この『ナンシー梅木 アーリー・デイズ1950~1954』は、ナンシー梅木さんがまだ日本で活躍していたころにレコーディングされた25曲のうち21曲が収められたものですが、片岡義男さんの語るように、アーリー・デイズとはいっても、「日本での彼女には初めの頃しかない」なのですよね。1950年代前半、日本でも多くの女性ジャズ歌手が活躍されましたが、女性ジャズ歌手がうまれたともいえるし、多くの女性歌手がジャズを歌っていたともいえる時代。そんな中でも、ナンシー梅木さんは、片岡氏にとって、唯一、違和感をおぼえずに英語での歌唱を聴くことができた歌手であると。

また、片岡氏にとって、ナンシー梅木さんそのものが、そのころの日本、オキュパイド・ジャパンの象徴でもあるのだと語られています。彼女の東京への上京、ジャズ歌手としての人気の高まっているときに決めた渡米、MIYOSHI UMEKIとしてのアメリカでの成功。そんな一連の流れが。
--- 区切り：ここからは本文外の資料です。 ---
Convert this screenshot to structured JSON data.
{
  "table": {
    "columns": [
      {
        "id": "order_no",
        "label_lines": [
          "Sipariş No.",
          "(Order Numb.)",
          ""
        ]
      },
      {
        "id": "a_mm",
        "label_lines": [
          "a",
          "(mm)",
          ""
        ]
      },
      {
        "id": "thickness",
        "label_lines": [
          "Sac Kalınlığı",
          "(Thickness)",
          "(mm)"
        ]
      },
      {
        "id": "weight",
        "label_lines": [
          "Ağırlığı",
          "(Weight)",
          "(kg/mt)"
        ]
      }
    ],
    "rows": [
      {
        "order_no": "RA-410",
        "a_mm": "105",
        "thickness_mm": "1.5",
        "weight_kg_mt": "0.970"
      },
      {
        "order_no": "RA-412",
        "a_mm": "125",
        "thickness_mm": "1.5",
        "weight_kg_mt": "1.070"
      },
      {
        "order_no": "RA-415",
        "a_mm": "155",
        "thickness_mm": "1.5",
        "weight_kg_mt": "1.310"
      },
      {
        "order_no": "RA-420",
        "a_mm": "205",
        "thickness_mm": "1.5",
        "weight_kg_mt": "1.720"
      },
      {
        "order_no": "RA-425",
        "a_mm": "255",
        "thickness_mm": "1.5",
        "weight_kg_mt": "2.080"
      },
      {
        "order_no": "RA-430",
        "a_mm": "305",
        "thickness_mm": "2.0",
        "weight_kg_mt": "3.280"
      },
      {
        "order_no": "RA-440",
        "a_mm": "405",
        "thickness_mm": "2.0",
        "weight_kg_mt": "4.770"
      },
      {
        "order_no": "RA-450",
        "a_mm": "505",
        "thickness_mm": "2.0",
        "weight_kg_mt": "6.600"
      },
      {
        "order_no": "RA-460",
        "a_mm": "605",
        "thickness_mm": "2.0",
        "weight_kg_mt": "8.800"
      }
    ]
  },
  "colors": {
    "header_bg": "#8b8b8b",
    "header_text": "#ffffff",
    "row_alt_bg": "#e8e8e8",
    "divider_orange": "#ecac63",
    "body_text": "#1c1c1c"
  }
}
片岡氏も象徴的な一曲として選んでいた『I'm Waiting For You』、しみじみとよいですね。『君待てども』、平野愛子さんヒット、東辰三さん作の名曲ですが、英語版であるこちら。ほんとうに

歌いあげるといったようなスタイルではなく、口ずさむようなさらり感がありながらも、しっかりと心にはいってくるこの感じは、まさに、「奥ゆかしさ」、「しとやかさ」のようなものを感じさせながら、外(日本の外という意味での)の世界でもわかる美しさが。いろんなエピソードもあるおちゃめでおもしろい方でもありますけれど、その歌は魔法のよう。
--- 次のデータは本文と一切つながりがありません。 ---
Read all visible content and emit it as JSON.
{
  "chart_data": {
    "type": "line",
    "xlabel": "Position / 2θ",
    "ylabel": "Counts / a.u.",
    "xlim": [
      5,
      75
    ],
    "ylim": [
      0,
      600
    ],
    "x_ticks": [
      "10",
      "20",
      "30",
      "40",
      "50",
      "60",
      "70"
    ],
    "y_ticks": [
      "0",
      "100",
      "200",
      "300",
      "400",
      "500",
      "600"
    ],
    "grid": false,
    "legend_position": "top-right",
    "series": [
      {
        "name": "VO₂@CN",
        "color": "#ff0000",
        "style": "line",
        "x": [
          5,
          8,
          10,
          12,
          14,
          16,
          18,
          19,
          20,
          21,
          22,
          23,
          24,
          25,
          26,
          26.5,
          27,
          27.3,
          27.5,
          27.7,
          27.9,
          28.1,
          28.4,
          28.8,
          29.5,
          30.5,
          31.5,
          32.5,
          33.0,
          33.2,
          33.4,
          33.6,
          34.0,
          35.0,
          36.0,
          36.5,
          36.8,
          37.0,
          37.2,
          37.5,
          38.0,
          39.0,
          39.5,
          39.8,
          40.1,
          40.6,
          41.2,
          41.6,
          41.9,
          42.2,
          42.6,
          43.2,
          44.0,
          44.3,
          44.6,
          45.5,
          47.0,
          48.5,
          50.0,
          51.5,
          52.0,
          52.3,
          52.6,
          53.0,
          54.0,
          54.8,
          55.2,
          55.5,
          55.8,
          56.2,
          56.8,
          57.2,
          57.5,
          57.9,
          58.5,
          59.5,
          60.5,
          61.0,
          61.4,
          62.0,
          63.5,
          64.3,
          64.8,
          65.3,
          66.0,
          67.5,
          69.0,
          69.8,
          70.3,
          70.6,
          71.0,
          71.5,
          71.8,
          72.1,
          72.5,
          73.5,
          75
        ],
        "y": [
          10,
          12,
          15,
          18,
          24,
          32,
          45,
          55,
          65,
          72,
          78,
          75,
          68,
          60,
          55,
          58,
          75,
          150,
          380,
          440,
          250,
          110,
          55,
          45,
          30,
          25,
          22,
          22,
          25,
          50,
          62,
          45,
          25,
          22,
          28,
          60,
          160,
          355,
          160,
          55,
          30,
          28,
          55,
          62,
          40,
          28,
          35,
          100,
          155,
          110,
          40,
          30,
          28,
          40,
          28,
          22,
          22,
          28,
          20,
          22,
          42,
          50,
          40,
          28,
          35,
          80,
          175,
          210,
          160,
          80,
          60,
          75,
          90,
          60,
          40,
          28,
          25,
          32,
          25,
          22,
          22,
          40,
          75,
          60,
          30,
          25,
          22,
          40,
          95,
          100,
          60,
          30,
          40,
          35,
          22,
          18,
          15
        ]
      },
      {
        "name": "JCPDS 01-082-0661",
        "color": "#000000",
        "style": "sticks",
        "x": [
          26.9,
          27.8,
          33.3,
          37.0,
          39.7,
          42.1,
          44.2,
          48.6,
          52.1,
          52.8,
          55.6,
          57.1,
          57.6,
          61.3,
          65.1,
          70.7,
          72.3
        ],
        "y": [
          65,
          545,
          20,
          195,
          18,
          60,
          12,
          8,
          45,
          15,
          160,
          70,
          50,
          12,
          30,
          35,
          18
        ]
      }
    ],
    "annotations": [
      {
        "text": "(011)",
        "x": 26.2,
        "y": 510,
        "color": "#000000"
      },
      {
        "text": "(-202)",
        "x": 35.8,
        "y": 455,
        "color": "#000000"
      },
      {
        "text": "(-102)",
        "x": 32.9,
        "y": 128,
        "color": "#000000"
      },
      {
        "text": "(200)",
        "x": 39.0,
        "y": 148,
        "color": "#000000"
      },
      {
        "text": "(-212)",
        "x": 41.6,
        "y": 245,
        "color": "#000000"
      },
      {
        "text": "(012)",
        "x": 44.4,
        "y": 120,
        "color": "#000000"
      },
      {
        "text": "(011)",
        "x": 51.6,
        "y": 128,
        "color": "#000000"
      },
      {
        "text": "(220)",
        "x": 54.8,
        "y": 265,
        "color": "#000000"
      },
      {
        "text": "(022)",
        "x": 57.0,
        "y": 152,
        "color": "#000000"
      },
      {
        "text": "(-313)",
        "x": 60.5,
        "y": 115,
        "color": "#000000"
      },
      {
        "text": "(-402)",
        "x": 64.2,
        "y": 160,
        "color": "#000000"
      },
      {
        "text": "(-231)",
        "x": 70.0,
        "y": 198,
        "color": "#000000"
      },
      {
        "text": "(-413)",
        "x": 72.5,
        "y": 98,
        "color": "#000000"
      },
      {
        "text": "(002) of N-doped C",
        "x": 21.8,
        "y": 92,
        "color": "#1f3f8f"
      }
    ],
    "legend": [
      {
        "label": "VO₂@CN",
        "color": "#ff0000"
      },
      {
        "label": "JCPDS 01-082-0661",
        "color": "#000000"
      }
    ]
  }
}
日系移民の祖父をもち、二世であった父、そして、東京生まれながらアメリカでの暮らしもあった片岡氏は、ふたつの国のあいだの感覚をもってたことと思われ(これはその後もずっとですね)、日々感じていたものは独特でもあったと思うのですが、この視点は、なるほど、といった感じです。

そんなことを思いながら、このCDに収められた21曲を、レコーディング年を追ってみたり、ほかにもいろいろと気になり、注力しながら、さらにという感じでくり返し聴いてみました。
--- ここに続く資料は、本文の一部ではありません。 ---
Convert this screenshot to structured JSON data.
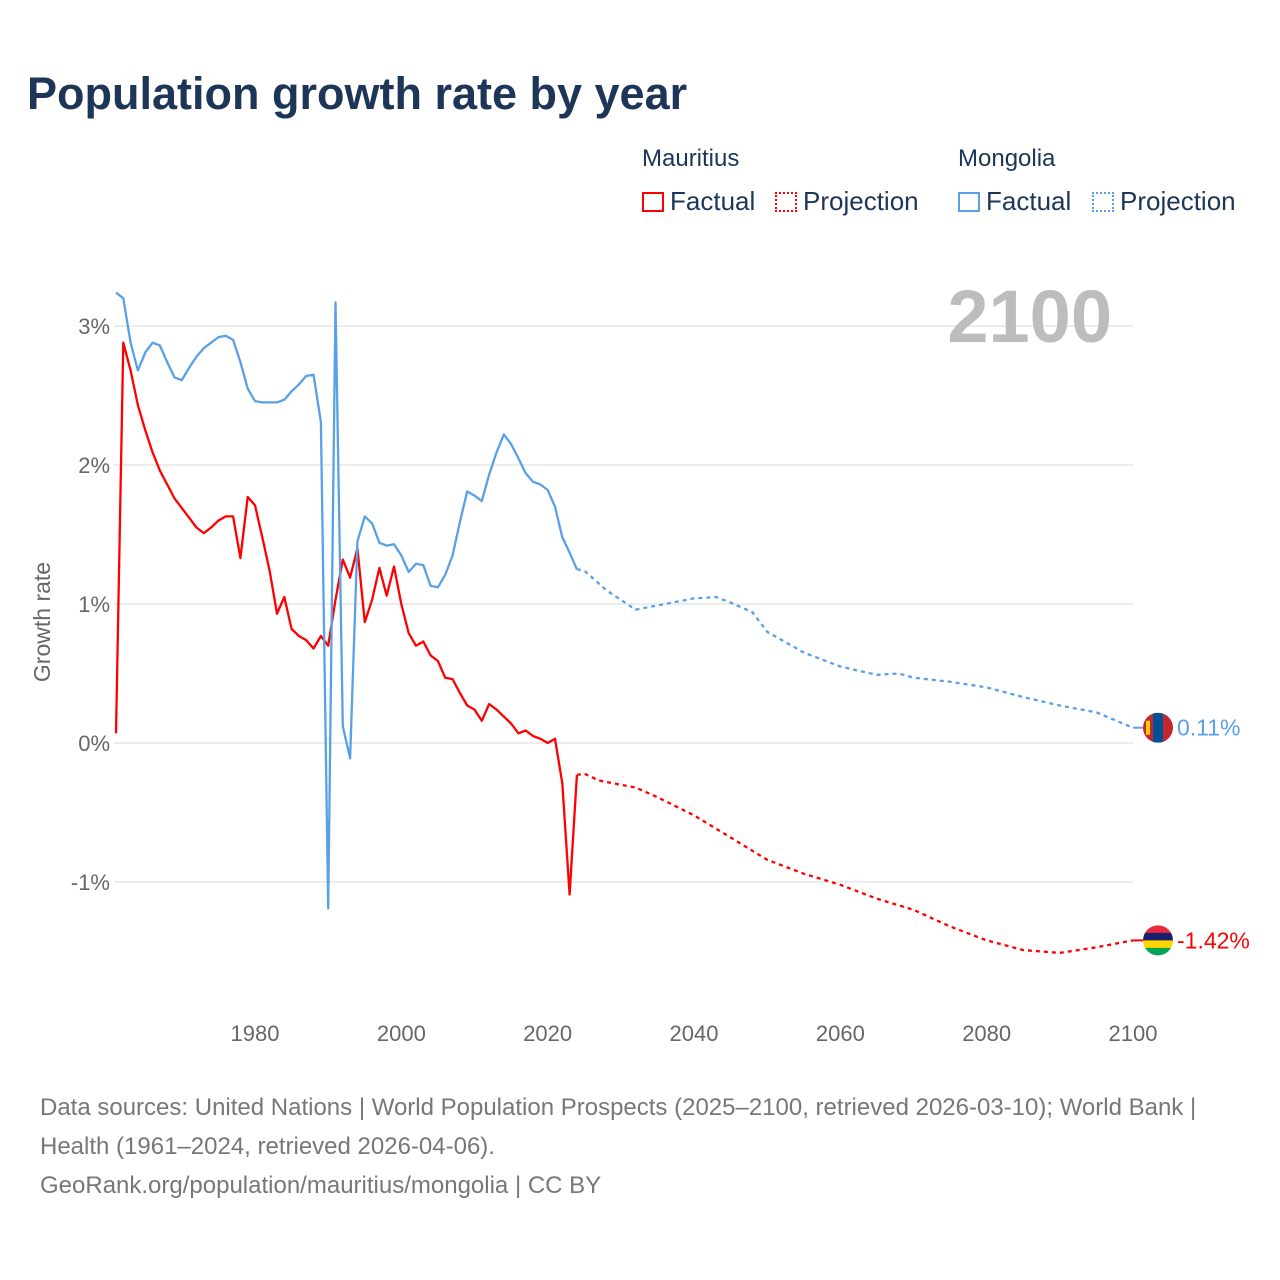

歌唱はもちろん、あらためて、演奏も、すべての楽曲においてばらしいですね。レイモンド・コンデ氏率いるゲイ・セプテット、多忠修とゲイスターズ、与田輝雄とシックスレモンズなど。曲、それぞれに感想や想いはあるのですけれど、そのあたりはアルバムでの解説もくわしいので。
ショパンのノクターンがベースとなっている三木鶏郎さん作詞、松井八郎さん編曲の『泣きたいような』も好きな1曲。『今宵夢で(Vaya Con Dios)』も、日本ビクターでの最後のレコーディングであったという背景にふさわしく。